Trying but not trying is also a gap; one that is easy to ignore. The in between is not “the big announcement.” It’s not the “reveal”. It is nothing new or old. Middle ground time is just there. Answers are not available. Figure things out and wait. What are we doing in this room? How do we get through it? Can we feel peace?

Trying but not trying is also a gap; one that is easy to ignore. . . . What are we doing in this room? How do we get through it? Can we feel peace?

Conditions change by themselves

Peace can mean many things; appear in different scenarios. I don’t know what to do in this middle ground. In my fantasy version, I would go on with my life. I am lucky and healthy. The journey does not have to be stamped or defined.

“Everything is broken and messed up and perfectly fine. That’s what life is. It is only the relationship that changes,’ writes Mason. “Usually on their own. As soon as you think that’s it, it’ll be like that forever, they change again.”

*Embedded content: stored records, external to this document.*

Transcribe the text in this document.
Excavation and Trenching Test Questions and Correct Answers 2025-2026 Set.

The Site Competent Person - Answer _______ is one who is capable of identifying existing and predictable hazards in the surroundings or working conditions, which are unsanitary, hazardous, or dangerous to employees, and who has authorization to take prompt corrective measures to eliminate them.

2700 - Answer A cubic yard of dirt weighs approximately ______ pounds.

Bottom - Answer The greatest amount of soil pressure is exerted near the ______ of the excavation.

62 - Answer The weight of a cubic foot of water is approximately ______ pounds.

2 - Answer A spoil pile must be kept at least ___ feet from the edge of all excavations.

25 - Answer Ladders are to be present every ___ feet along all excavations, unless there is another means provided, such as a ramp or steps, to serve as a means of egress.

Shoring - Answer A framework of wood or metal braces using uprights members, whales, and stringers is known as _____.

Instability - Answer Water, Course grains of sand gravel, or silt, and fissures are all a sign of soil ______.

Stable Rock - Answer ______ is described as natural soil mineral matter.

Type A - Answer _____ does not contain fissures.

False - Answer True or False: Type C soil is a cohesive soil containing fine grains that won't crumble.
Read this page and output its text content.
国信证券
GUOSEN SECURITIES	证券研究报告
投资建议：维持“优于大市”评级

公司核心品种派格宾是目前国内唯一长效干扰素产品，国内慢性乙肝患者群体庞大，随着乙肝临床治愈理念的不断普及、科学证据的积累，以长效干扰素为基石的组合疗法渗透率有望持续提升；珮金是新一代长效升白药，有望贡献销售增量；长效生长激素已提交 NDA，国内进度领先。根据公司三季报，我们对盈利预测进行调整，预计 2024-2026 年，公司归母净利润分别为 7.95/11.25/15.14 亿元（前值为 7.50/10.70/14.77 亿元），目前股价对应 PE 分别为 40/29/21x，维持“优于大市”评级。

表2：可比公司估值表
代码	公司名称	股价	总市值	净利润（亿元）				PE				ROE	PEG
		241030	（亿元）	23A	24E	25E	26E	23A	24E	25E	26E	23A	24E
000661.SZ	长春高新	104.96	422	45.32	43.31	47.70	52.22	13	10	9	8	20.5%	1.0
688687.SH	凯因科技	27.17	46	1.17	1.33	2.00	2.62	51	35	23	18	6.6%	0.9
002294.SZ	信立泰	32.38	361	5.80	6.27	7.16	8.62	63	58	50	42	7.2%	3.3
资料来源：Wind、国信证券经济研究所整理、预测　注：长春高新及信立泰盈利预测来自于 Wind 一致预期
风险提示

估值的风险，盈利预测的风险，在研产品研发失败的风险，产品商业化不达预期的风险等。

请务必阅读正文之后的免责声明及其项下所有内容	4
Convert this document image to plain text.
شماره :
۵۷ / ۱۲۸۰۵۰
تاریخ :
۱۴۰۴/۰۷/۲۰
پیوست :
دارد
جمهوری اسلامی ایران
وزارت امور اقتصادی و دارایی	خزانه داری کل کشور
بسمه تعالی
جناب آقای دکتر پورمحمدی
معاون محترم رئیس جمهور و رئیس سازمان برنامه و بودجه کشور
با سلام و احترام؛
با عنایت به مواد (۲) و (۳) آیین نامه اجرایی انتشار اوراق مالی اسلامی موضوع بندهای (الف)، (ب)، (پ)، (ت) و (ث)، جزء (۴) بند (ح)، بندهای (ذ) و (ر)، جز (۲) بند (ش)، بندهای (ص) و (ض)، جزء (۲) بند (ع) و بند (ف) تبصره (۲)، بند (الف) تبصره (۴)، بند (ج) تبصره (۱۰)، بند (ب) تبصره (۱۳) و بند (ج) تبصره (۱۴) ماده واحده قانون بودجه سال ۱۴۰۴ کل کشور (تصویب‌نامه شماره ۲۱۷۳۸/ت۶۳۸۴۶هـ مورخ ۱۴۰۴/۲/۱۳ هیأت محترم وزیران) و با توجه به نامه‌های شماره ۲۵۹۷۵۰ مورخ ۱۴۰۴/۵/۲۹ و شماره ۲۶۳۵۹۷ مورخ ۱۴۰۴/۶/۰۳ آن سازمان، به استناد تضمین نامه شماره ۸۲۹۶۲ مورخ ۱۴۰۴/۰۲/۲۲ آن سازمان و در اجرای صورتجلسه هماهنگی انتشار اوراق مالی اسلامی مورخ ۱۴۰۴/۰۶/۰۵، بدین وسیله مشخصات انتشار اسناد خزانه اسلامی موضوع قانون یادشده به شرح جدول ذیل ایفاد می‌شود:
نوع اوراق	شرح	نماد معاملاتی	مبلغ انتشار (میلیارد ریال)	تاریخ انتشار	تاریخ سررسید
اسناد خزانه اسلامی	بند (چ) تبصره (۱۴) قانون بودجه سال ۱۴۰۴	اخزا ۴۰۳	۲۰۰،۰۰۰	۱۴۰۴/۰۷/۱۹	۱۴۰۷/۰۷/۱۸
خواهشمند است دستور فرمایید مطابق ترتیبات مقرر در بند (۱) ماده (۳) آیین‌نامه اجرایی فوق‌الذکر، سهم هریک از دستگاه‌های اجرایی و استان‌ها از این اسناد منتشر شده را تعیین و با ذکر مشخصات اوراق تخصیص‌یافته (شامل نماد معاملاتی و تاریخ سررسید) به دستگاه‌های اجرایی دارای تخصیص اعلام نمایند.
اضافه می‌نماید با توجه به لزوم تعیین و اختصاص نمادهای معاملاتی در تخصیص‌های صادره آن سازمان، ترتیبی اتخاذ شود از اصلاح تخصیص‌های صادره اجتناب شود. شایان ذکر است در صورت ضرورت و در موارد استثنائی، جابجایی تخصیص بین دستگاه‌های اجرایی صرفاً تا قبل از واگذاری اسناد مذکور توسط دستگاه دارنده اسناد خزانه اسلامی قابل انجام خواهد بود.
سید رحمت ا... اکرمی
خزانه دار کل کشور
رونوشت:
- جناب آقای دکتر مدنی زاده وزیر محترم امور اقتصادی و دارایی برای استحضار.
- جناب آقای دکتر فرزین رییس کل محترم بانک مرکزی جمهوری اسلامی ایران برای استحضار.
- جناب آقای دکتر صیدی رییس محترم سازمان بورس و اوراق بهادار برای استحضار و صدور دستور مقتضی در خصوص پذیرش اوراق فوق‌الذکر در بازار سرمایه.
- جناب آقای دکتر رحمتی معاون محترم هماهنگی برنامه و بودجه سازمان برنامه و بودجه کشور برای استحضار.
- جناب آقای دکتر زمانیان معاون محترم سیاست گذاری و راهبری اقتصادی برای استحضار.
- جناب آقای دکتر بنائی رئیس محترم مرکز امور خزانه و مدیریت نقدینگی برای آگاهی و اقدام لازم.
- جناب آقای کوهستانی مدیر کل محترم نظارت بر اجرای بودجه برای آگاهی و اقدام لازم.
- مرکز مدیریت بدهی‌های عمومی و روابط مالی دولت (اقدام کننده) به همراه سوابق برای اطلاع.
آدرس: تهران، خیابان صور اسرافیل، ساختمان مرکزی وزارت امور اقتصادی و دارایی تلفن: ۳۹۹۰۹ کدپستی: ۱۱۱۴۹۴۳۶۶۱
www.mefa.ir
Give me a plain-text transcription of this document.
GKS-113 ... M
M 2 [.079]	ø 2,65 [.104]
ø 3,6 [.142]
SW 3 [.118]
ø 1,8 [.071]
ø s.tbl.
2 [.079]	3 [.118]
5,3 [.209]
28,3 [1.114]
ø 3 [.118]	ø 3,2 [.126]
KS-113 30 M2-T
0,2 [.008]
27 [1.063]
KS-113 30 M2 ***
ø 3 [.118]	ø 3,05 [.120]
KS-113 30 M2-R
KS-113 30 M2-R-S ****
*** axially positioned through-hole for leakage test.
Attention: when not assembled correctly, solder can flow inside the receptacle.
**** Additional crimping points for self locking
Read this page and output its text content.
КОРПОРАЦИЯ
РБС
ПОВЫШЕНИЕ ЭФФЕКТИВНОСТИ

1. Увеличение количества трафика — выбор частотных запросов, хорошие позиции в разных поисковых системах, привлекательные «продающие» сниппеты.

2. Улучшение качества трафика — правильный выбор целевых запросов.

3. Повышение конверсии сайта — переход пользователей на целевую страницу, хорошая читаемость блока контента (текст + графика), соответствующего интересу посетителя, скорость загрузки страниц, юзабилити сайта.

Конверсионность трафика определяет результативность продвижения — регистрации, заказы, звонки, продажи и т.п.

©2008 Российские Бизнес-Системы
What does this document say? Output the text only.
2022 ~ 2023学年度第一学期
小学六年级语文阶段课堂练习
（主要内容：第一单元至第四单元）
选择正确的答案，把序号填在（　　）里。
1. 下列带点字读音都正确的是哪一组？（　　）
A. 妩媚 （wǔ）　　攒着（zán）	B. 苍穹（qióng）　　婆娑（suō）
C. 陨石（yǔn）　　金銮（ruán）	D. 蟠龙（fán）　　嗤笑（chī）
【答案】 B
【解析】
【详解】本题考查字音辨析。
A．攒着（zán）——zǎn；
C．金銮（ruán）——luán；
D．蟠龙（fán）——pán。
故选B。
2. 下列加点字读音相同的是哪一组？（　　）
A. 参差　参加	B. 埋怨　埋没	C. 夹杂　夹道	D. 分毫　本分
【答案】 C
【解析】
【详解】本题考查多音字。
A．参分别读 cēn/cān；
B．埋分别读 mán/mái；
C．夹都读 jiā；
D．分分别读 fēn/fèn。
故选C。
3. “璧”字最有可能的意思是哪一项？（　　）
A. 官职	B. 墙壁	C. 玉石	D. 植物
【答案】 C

This is what my life is to me, imagining having children. It’s smashed, just fine, a long weekend, old underwear, new underwear, happy anniversary, I love you, I’m tired, will you buy a pair of sunglasses on BOGO deal, leftovers, fancy wine, deadlines, PTO. Mason writes about life: “Conditions change by themselves.” And they do. We cannot expect time to move in a straight line or be linear in relation to other lives.

My life, creating a life, is incomparable to anything else. Which so far is a good enough ratio for me.